Через полчаса мы вернулись к зданию правления, быстро попрощались, она ушла, я же пошел к Славику, за ЦУ. Но дальше секретарши не попал, она велела мне идти домой. Когда я вернулся домой, меня встретила бабка, мать, конечно же, работала.
— Во лодырь, православный люд еще спины гнет, а он уже дома.
— Так я…
— Ты, ты, — не дала мне оправдаться бабка. Мыться, потом за стол, затем найду чем тебя занять.

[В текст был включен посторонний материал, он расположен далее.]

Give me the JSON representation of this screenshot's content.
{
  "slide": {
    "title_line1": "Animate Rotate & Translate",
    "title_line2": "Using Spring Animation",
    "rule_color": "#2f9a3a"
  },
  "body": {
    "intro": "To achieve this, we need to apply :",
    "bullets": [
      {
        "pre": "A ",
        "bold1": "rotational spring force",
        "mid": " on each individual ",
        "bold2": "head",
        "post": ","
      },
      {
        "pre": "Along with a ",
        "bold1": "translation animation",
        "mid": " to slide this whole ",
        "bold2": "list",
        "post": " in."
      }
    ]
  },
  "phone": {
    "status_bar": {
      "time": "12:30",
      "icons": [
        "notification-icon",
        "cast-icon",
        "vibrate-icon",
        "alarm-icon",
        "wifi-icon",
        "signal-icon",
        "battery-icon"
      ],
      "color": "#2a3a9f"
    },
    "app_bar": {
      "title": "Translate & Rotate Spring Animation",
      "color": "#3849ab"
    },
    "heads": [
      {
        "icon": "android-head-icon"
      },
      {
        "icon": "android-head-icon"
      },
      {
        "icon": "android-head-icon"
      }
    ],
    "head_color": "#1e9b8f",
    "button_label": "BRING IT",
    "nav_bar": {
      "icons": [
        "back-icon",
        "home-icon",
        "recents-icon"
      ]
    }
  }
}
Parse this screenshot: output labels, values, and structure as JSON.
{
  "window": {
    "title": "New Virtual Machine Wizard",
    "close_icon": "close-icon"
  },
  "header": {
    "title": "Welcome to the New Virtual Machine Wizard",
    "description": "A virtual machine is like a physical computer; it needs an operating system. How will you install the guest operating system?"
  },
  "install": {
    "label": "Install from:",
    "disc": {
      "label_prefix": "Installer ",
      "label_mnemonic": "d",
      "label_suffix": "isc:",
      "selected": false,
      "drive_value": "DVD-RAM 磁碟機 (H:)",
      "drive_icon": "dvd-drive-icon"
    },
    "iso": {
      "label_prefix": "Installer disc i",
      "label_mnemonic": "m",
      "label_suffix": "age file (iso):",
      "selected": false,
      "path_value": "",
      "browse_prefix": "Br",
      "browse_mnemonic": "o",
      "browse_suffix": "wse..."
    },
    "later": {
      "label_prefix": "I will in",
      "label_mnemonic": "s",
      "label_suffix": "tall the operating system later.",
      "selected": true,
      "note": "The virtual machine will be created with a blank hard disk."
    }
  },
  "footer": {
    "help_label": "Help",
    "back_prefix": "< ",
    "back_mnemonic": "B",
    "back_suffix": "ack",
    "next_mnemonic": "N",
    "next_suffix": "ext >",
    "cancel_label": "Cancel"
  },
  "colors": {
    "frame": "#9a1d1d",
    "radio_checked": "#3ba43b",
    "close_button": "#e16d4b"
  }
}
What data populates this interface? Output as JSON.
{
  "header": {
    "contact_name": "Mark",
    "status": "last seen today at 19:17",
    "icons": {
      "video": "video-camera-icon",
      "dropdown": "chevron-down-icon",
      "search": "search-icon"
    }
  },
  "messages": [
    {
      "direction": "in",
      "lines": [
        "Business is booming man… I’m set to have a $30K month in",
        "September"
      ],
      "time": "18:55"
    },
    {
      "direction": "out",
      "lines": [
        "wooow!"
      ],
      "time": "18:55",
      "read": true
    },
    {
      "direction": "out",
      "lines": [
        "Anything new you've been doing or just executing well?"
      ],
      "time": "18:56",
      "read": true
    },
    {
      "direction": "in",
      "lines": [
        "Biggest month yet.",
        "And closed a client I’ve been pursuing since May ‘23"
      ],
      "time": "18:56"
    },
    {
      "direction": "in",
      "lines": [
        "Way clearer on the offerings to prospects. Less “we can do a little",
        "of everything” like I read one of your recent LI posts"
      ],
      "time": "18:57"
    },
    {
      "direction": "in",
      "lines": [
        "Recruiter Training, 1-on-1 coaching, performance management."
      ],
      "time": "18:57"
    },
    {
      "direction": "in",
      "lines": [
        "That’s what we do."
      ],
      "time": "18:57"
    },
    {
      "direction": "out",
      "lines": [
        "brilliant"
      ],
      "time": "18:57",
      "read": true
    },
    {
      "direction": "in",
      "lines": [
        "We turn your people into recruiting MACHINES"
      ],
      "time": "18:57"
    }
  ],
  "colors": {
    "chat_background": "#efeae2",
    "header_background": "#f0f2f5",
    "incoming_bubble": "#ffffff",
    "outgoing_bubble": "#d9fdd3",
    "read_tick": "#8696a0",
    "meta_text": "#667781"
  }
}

Пришлось выполнять все указания в точности, несмотря на дикую усталость.
Глава 3
Утро, как всегда, не порадовало — снова сны про отца, а будильник, как самая настоявшая сволочь, вырвал меня из радужного плена, где все было хорошо. Вздохнув, пошёл завтракать, бабка в этом плане непреклонна, только люди слабые духом не трапезничают поутру. К своему несказанному удивлению заметил Братана возле двери, бабка к животным относилась сугубо с практичной стороны — корова для молока, свинья для мяса, коты для ловли мышей, и никаких сантиментов. Поэтому в доме никаких животных не имелось. А тут Братан, видно же по роже, не боится за свою шкуру, а бабка просто игнорирует усатого наглеца.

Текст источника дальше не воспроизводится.